President Donald Trump on Friday declared national emergency, a move that would unlock billions of dollars of federal money to construct a wall along the United States-Mexico border, saying the move was essential to prevent the country from 'invasion' of illegal immigrants.
Trump's move followed a rare show of bipartisanship on Thursday when legislators voted to fund large swaths of the government and avoid a repeat of the recent five-week government shutdown.
The money in the bill for border barriers, about $1.4 billion, is far below the $5.7 billion Trump insisted he needed to build the physical barrier. It would finance just a quarter of the more than 322 kilometres he wanted this year.
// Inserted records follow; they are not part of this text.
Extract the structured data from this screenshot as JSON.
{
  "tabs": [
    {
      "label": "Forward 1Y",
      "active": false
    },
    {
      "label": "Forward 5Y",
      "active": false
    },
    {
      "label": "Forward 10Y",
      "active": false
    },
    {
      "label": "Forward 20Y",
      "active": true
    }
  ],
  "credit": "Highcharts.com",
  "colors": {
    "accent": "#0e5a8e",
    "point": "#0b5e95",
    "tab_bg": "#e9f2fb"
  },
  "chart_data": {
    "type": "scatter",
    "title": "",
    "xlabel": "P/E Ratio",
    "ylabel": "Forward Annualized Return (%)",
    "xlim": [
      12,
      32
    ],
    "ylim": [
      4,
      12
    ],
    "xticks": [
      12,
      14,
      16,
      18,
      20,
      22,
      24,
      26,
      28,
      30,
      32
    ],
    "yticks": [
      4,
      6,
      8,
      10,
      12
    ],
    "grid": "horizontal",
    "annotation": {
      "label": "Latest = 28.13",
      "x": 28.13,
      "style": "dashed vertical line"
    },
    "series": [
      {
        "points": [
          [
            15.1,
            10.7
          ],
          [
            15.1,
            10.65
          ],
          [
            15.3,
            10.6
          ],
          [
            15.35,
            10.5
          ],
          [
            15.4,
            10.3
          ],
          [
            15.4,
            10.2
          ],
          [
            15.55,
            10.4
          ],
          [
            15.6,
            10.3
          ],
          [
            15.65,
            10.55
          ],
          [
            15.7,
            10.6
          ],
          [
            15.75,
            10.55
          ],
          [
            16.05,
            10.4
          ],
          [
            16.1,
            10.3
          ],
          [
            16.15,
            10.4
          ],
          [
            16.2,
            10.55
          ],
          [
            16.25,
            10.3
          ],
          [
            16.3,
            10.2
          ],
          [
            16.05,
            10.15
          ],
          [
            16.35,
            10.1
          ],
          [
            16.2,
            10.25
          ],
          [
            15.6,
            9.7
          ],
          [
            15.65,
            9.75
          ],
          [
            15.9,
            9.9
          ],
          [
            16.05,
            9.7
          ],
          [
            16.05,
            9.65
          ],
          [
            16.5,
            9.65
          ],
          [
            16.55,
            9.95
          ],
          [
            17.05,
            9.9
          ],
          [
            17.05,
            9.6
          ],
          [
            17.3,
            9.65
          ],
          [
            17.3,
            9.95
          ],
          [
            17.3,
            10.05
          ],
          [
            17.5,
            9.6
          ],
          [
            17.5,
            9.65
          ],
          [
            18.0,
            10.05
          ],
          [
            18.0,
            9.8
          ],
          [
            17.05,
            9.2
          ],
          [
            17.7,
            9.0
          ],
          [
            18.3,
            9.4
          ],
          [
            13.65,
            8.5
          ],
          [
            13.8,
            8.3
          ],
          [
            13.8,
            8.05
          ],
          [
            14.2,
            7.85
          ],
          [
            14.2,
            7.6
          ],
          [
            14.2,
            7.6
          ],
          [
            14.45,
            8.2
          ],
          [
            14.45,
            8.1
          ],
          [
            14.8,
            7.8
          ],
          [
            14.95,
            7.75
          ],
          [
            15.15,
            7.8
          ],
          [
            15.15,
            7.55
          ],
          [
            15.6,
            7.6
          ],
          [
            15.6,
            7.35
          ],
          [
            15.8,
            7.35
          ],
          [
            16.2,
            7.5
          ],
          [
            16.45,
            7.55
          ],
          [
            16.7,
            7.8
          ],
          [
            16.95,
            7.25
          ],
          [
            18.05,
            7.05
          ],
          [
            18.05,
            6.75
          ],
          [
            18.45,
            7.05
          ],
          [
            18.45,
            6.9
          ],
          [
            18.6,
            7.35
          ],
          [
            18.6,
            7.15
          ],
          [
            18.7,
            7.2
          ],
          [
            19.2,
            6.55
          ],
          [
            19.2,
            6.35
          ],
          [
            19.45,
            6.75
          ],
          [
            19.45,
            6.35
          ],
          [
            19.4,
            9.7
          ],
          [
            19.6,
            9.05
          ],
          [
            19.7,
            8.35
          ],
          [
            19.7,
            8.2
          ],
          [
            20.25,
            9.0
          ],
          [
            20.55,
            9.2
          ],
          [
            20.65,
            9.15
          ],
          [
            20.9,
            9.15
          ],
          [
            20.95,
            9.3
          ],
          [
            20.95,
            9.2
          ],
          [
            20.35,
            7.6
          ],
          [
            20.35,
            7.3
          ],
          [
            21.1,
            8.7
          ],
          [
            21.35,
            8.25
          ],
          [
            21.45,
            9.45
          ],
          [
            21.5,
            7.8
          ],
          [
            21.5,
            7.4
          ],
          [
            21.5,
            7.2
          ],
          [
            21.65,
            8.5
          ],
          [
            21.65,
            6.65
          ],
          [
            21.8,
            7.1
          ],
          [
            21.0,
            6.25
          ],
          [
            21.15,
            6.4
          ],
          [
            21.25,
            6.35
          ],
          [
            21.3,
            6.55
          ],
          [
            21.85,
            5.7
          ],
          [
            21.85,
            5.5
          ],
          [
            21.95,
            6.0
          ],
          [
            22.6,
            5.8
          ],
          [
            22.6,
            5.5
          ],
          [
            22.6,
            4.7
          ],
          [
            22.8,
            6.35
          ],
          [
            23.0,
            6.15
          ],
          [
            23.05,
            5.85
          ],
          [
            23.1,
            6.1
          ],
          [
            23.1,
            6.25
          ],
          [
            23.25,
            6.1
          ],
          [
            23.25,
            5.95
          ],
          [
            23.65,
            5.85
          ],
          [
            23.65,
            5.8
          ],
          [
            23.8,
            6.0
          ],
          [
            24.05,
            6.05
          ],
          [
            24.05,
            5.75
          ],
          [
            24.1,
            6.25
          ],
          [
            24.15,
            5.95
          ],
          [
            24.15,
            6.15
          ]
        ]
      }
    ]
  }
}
Amidst slamming by Democrats and human rights organisations as unlawful and abuse of his constitutional powers, Trump told reporters in the Rose Garden that the move to declare emergency was essential to prevent the US from 'invasion' of illegal immigrants, drug dealers and criminal cartels.
"It's a great thing to do because we have an invasion of drugs, invasion of gangs, invasion of people," the President said.
Trump argued that he has taken this path to speed up the process of building the wall.
"I could do the wall over a long period of time. I didn't need to do this, but I would rather do it much faster," he said.
Trump's move is already drawing bipartisan criticism on Capitol Hill and the opponents have already announced to legally challenge it.
However, Trump exuded confidence that he will win the court battle.
The White House said the administration has so far identified up to $8.1 billion that will be available to build the border wall once the national emergency is declared and additional funds have been reprogrammed.
This includes about $601 million from the Treasury Forfeiture Fund, up to $2.5 billion under the Department of Defence funds transferred for Support for Counter Drug Activities and up to $3.6 billion reallocated from Department of Defence military construction projects.
A senior administration official said the fund would be used to repair or build barriers along at least 234 miles of the border.
"We are in the process to make sure that we can make those dollars go as far as they possibly can. And we expect that they will be able to go farther than 234 miles," the official said on condition of anonymity.
Trump told reporters that his predecessors have used this provisions of presidential powers multiple times in the past, even for issues that are less important than for what he has signed on Friday.
Under the National Emergencies Act, since 1976, US presidents have declared nearly 60 national emergencies, according to a White House factsheet.
As many as 31 of them are still in effect, a senior administration official said.
For instance, former Arizona Governor Janet Napolitano, who became former president Barack Obama's Homeland Security Secretary, declared a state of emergency along the border in 2005. Former New Mexico governor Bill Richardson also declared a state of emergency at the border in 2005.
Former presidents George W Bush and Obama directed the use of the military to assist Homeland Security in securing and managing the Southern Border.
Bush declared a national emergency in 2001, which invoked reprogramming authority granted by Title 10 United States Code, section 2808, and both he and Obama used that authority a total of 18 times to fund projects between 2001 and 2014, the White House said.
In a joint statement, House Speaker Nancy Pelosi and Senate Democratic Leader Chuck Schumer declared Trump's declaration of emergency as unlawful, which they said is over a crisis that does not exist and it does great violence to the Constitution.
"This is plainly a power grab by a disappointed President, who has gone outside the bounds of the law to try to get what he failed to achieve in the constitutional legislative process," they said.
Steven Choi, executive director of the New York Immigration Coalition, said the decision not only jeopardises the safety of thousands of asylum seekers at the US southern border, but the integrity of our democracy.
"President Trump's temper-tantrum over building a wasteful and immoral border wall has risen to new heights – declaring a fake national state of emergency to keep a racist campaign promise," Choi said.